Iron Widow hit #1 on the New York Times Best Seller List within a week of its release, helped in part by Zhao’s heavy presence on TikTok, and remained on the list for over eight months. Although billed as a young adult novel, there’s plenty of action and romance for adult readers, particularly those inclined to such a pastiche as the combination of Romance of the Three Kingdoms and Neon Genesis Evangelion. The series’ second book, Heaven’s Tyrant, was one of the most-anticipated books of December 2024, hitting #1 on the Best Seller List in January 2025.
1
The Memoirs of Lady Trent
By Marie Brennan (2013 – 2017)
While epic fantasy, conceptually, tends to involve wizards and the vast intricacies of empires and dynasties, Marie Brennan’s Memoirs of Lady Trent finds a different path towards epicness: that of the fantasy naturalist. The titular Lady Trent is a young woman in a society that is deeply analogous to Victorian England, right down to the systemic misogyny that prevents her from acting on her life’s desire to study the many kinds of dragons that live all over her world.

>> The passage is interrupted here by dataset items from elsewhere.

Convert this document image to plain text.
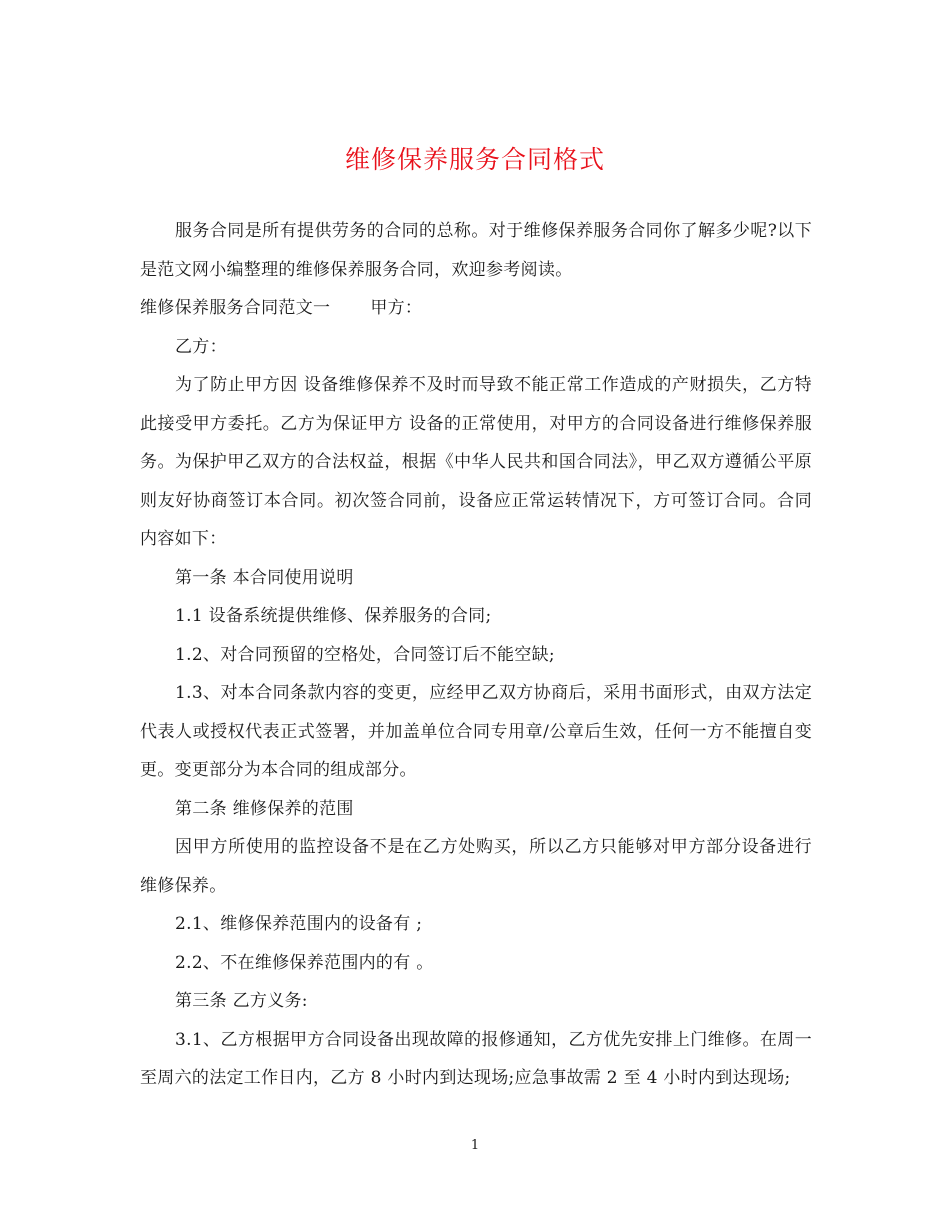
维修保养服务合同格式

服务合同是所有提供劳务的合同的总称。对于维修保养服务合同你了解多少呢?以下是范文网小编整理的维修保养服务合同，欢迎参考阅读。

维修保养服务合同范文一 甲方：

乙方：

为了防止甲方因 设备维修保养不及时而导致不能正常工作造成的产财损失，乙方特此接受甲方委托。乙方为保证甲方 设备的正常使用，对甲方的合同设备进行维修保养服务。为保护甲乙双方的合法权益，根据《中华人民共和国合同法》，甲乙双方遵循公平原则友好协商签订本合同。初次签合同前，设备应正常运转情况下，方可签订合同。合同内容如下：

第一条 本合同使用说明

1.1 设备系统提供维修、保养服务的合同;

1.2、对合同预留的空格处，合同签订后不能空缺;

1.3、对本合同条款内容的变更，应经甲乙双方协商后，采用书面形式，由双方法定代表人或授权代表正式签署，并加盖单位合同专用章/公章后生效，任何一方不能擅自变更。变更部分为本合同的组成部分。

第二条 维修保养的范围

因甲方所使用的监控设备不是在乙方处购买，所以乙方只能够对甲方部分设备进行维修保养。

2.1、维修保养范围内的设备有 ;

2.2、不在维修保养范围内的有 。

第三条 乙方义务:

3.1、乙方根据甲方合同设备出现故障的报修通知，乙方优先安排上门维修。在周一至周六的法定工作日内，乙方 8 小时内到达现场;应急事故需 2 至 4 小时内到达现场;

1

The first book, A Natural History of Dragons, tells of how Lady Trent’s stubbornness and determination led to her achieving her dream despite an entire society positioned to oppose her. By the end of the series, she has become one of the most famous scientists in the world, responsible for discoveries that genuinely changed the course of human history.
Although the books use a very Victorian English cultural lens, they often avoid many of the biases that might come from basing a world on such an infamously cruel and far-reaching empire. In part, this is thanks to a very subtle but interesting piece of worldbuilding; the dominant Western religion in this series is something far more akin to Judaism than Christianity, and so what happens is a fascinating geopolitical hypothetical where events like the Crusades simply didn’t happen.
The Memoirs of Lady Trent are a breath of fresh air in the fantasy genre, looking at the wonders of dragons through a naturalist’s eye. The books are full of phenomenal illustrations of Lady Trent’s observations, detailing draconic anatomy, environments, and even the occasional foray into fantastical archaeology as her work on understanding dragons leads her to unravel the secrets of the lost civilization of the Draconeans.